First Indian commercial flight flies over North Pole
The flight did its bit to save the environment and also ensured that the journey between the two cities becomes shorter. Air India flight 173 flew with a full complement of passengers.
“Planning for the flight was a challenge. A number of issues had to be addressed, including solar activity in the polar region and magnetic interference in communication, to name just two,” says Amitabh Singh, Director-Operations, Air India, who was involved in planning the flight.

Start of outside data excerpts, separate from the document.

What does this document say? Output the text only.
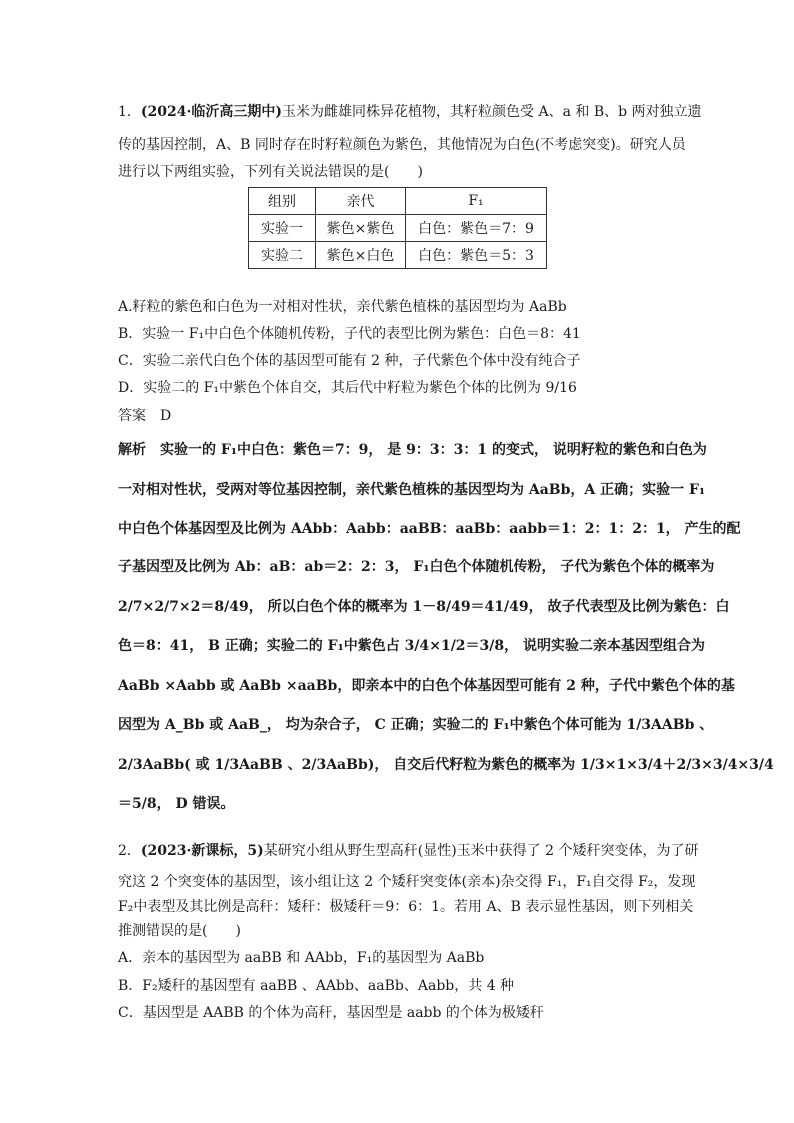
1．(2024·临沂高三期中)玉米为雌雄同株异花植物，其籽粒颜色受 A、a 和 B、b 两对独立遗
传的基因控制，A、B 同时存在时籽粒颜色为紫色，其他情况为白色(不考虑突变)。研究人员
进行以下两组实验，下列有关说法错误的是(　　)
组别	亲代	F₁
实验一	紫色×紫色	白色：紫色＝7：9
实验二	紫色×白色	白色：紫色＝5：3
A.籽粒的紫色和白色为一对相对性状，亲代紫色植株的基因型均为 AaBb
B．实验一 F₁中白色个体随机传粉，子代的表型比例为紫色：白色＝8：41
C．实验二亲代白色个体的基因型可能有 2 种，子代紫色个体中没有纯合子
D．实验二的 F₁中紫色个体自交，其后代中籽粒为紫色个体的比例为 9/16
答案　D
解析　实验一的 F₁中白色：紫色＝7：9， 是 9：3：3：1 的变式， 说明籽粒的紫色和白色为
一对相对性状，受两对等位基因控制，亲代紫色植株的基因型均为 AaBb，A 正确；实验一 F₁
中白色个体基因型及比例为 AAbb：Aabb：aaBB：aaBb：aabb＝1：2：1：2：1， 产生的配
子基因型及比例为 Ab：aB：ab＝2：2：3， F₁白色个体随机传粉， 子代为紫色个体的概率为
2/7×2/7×2＝8/49， 所以白色个体的概率为 1－8/49＝41/49， 故子代表型及比例为紫色：白
色＝8：41， B 正确；实验二的 F₁中紫色占 3/4×1/2＝3/8， 说明实验二亲本基因型组合为
AaBb ×Aabb 或 AaBb ×aaBb，即亲本中的白色个体基因型可能有 2 种，子代中紫色个体的基
因型为 A_Bb 或 AaB_， 均为杂合子， C 正确；实验二的 F₁中紫色个体可能为 1/3AABb 、
2/3AaBb( 或 1/3AaBB 、2/3AaBb)， 自交后代籽粒为紫色的概率为 1/3×1×3/4＋2/3×3/4×3/4
＝5/8， D 错误。
2．(2023·新课标，5)某研究小组从野生型高秆(显性)玉米中获得了 2 个矮秆突变体，为了研
究这 2 个突变体的基因型，该小组让这 2 个矮秆突变体(亲本)杂交得 F₁，F₁自交得 F₂，发现
F₂中表型及其比例是高秆：矮秆：极矮秆＝9：6：1。若用 A、B 表示显性基因，则下列相关
推测错误的是(　　)
A．亲本的基因型为 aaBB 和 AAbb，F₁的基因型为 AaBb
B．F₂矮秆的基因型有 aaBB 、AAbb、aaBb、Aabb，共 4 种
C．基因型是 AABB 的个体为高秆，基因型是 aabb 的个体为极矮秆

All passengers flying on AI 173 were given a certificate that recorded the feat — that the passengers traveled on board the Boeing 777-200 Long Range aircraft marking the commencement of Air India’s commercial flights over the North Pole.

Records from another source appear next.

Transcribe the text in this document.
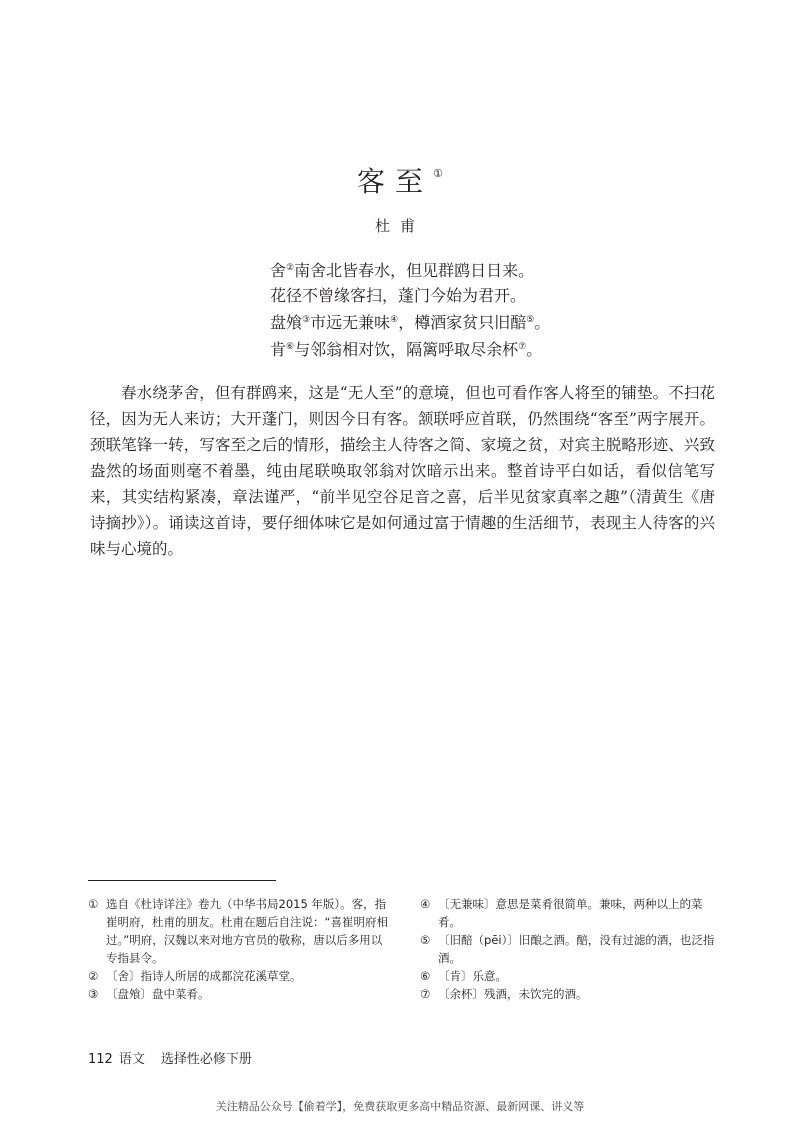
客至①
杜甫
舍②南舍北皆春水，但见群鸥日日来。
花径不曾缘客扫，蓬门今始为君开。
盘飧③市远无兼味④，樽酒家贫只旧醅⑤。
肯⑥与邻翁相对饮，隔篱呼取尽余杯⑦。
春水绕茅舍，但有群鸥来，这是“无人至”的意境，但也可看作客人将至的铺垫。不扫花径，因为无人来访；大开蓬门，则因今日有客。颔联呼应首联，仍然围绕“客至”两字展开。颈联笔锋一转，写客至之后的情形，描绘主人待客之简、家境之贫，对宾主脱略形迹、兴致盎然的场面则毫不着墨，纯由尾联唤取邻翁对饮暗示出来。整首诗平白如话，看似信笔写来，其实结构紧凑，章法谨严，“前半见空谷足音之喜，后半见贫家真率之趣”（清黄生《唐诗摘抄》）。诵读这首诗，要仔细体味它是如何通过富于情趣的生活细节，表现主人待客的兴味与心境的。
① 选自《杜诗详注》卷九（中华书局2015 年版）。客，指崔明府，杜甫的朋友。杜甫在题后自注说：“喜崔明府相过。”明府，汉魏以来对地方官员的敬称，唐以后多用以专指县令。
② 〔舍〕指诗人所居的成都浣花溪草堂。
③ 〔盘飧〕盘中菜肴。
④ 〔无兼味〕意思是菜肴很简单。兼味，两种以上的菜肴。
⑤ 〔旧醅（pēi）〕旧酿之酒。醅，没有过滤的酒，也泛指酒。
⑥ 〔肯〕乐意。
⑦ 〔余杯〕残酒，未饮完的酒。
112 语文 选择性必修下册
关注精品公众号【偷着学】，免费获取更多高中精品资源、最新网课、讲义等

Asked why the Polar route is so important, Capt Digvijay Singh, who operated the August 15 departure, says the time saved will range from five minutes to 75 minutes. “We have taken an average of 20 minutes for every Polar flight which, on the Boeing 777, means about 2,500 kg of fuel saving and about 7,500 kg of carbon emission reduction. Passengers benefit because the flight time is shorter. The airline benefits because the fuel cost is lower and the environment benefits because carbon emissions come down,” adds Singh. Currently the flight covers the distance in 15 hours and 45 minutes.
Passengers following the flight path on their television screens could see the aircraft flying close to the North. The cabin crew also made an announcement on the public address system.
The opening of the Polar route will help Air India’s operations to all the five cities in the US that it flies to — New York, Newark, Chicago, San Francisco and Washington DC.
Potentially, the opening of the Polar route could lead to Air India no longer operating the ‘around the world’ flight that it currently plies to reach San Francisco. The Delhi-San Francisco route was launched in 2015.